E.g. an oversimple example is:

It’s going to rain tomorrow so you should take an umbrella.

If someone doesn’t understand the relationship between an umbrella and keeping dry — the implied premise — they won’t understand why they should bring one and the statement would be puzzling.

We talk about this often as someone or something “not knowing what an x is” where in this case “knowing” means in a spatial or logical sense, not just a linguistic sense.

LLMs do not have this layer of understanding but they can fake it in short interactions.

Sakos

3 days ago

Otherwise known as the idea of qualia (https://en.wikipedia.org/wiki/Qualia).

There's no indication that LLMs possess anything like it, so there is no "knowing". I'm also not sure we can ever imbue an LLM with qualia without rethinking how we build LLMs and how they interact and learn from their environment.

svnt

3 days ago

I think it is like qualia in the sense that it can be something known experientially, but spatial and logical reasoning are things that transcend subjectivity.

No doubt LLMs do not have qualia as humans do, but I also think that the diversity of qualia present in humans is generally unqualified and underestimated at present.

Sakos

2 days ago

You can't have spatial and logical reasoning without qualia.

svnt

2 days ago

I don’t know if that is true, unless your definition of qualia is so loose that it includes (or emerges from) basic data representations such as vectors comprised of weights and vertices, in which case I think LLMs could perhaps be argued to have basic qualia.

There is often this attempt to draw a bright line on one feature or characteristic between humans and animals, or humans and AI, but I think that is a mistake based on an attempt to simplify the argument through reduction.

user

5 days ago

[deleted]

Lerc

5 days ago

One example is the three killers problem

There are three killers in a room, someone enters the room and kills one of them, how many killers are now in the room?

Apart from the basic reasoning errors of small models (where they come up with all sorts of numbers), larger models that fail, do so because they fail to take into account that killing makes a killer. Some models succeed at this but it is unclear if this is because they are familiar with this specific problem.

The model has to make the distinction between that and

There are three fish in a room, someone enters the room and kills one of them, how many fish are now in the room?

or

There are three fish in a room, someone enters the room and kills one of them, how many killers are now in the room?

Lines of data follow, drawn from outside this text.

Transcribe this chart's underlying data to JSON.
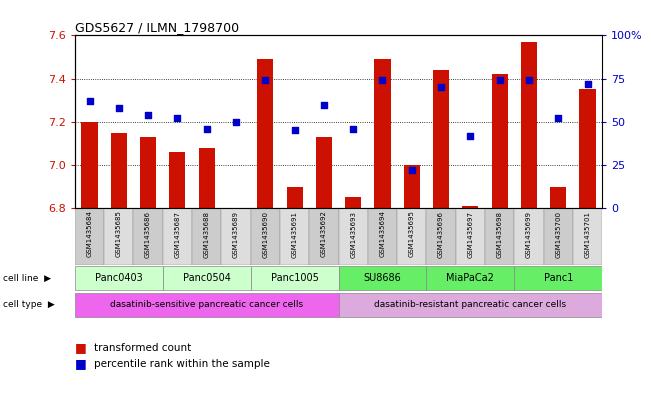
{
  "title": "GDS5627 / ILMN_1798700",
  "samples": [
    "GSM1435684",
    "GSM1435685",
    "GSM1435686",
    "GSM1435687",
    "GSM1435688",
    "GSM1435689",
    "GSM1435690",
    "GSM1435691",
    "GSM1435692",
    "GSM1435693",
    "GSM1435694",
    "GSM1435695",
    "GSM1435696",
    "GSM1435697",
    "GSM1435698",
    "GSM1435699",
    "GSM1435700",
    "GSM1435701"
  ],
  "transformed_count": [
    7.2,
    7.15,
    7.13,
    7.06,
    7.08,
    6.8,
    7.49,
    6.9,
    7.13,
    6.85,
    7.49,
    7.0,
    7.44,
    6.81,
    7.42,
    7.57,
    6.9,
    7.35
  ],
  "percentile_rank": [
    62,
    58,
    54,
    52,
    46,
    50,
    74,
    45,
    60,
    46,
    74,
    22,
    70,
    42,
    74,
    74,
    52,
    72
  ],
  "ylim_left": [
    6.8,
    7.6
  ],
  "ylim_right": [
    0,
    100
  ],
  "yticks_left": [
    6.8,
    7.0,
    7.2,
    7.4,
    7.6
  ],
  "yticks_right": [
    0,
    25,
    50,
    75,
    100
  ],
  "bar_color": "#cc1100",
  "dot_color": "#0000cc",
  "bar_bottom": 6.8,
  "cell_lines": [
    {
      "label": "Panc0403",
      "start": 0,
      "end": 2
    },
    {
      "label": "Panc0504",
      "start": 3,
      "end": 5
    },
    {
      "label": "Panc1005",
      "start": 6,
      "end": 8
    },
    {
      "label": "SU8686",
      "start": 9,
      "end": 11
    },
    {
      "label": "MiaPaCa2",
      "start": 12,
      "end": 14
    },
    {
      "label": "Panc1",
      "start": 15,
      "end": 17
    }
  ],
  "cell_line_colors": [
    "#ccffcc",
    "#ccffcc",
    "#ccffcc",
    "#66ee66",
    "#66ee66",
    "#66ee66"
  ],
  "cell_type_data": [
    {
      "label": "dasatinib-sensitive pancreatic cancer cells",
      "start": 0,
      "end": 8,
      "color": "#ee66ee"
    },
    {
      "label": "dasatinib-resistant pancreatic cancer cells",
      "start": 9,
      "end": 17,
      "color": "#ddaadd"
    }
  ],
  "sample_bg_even": "#cccccc",
  "sample_bg_odd": "#dddddd",
  "legend_bar_label": "transformed count",
  "legend_dot_label": "percentile rank within the sample",
  "bg_color": "#ffffff",
  "axis_color_left": "#cc1100",
  "axis_color_right": "#0000cc",
  "grid_yticks": [
    7.0,
    7.2,
    7.4
  ]
}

In these examples the word kills is pushed in one direction or another, but when it serves double duty in the original problem it can notice one premise and miss the other.

It's interesting task in frustration to try and get a model that gets it wrong to COT out of that particular error.

throwthrowuknow

4 days ago

Yes, the problem would be due to attention being limited to the context. Reasoning requires constructing a model that can be referred to and updated. This is what CoT attempts to do but it is limited when expressed in natural language and being append only.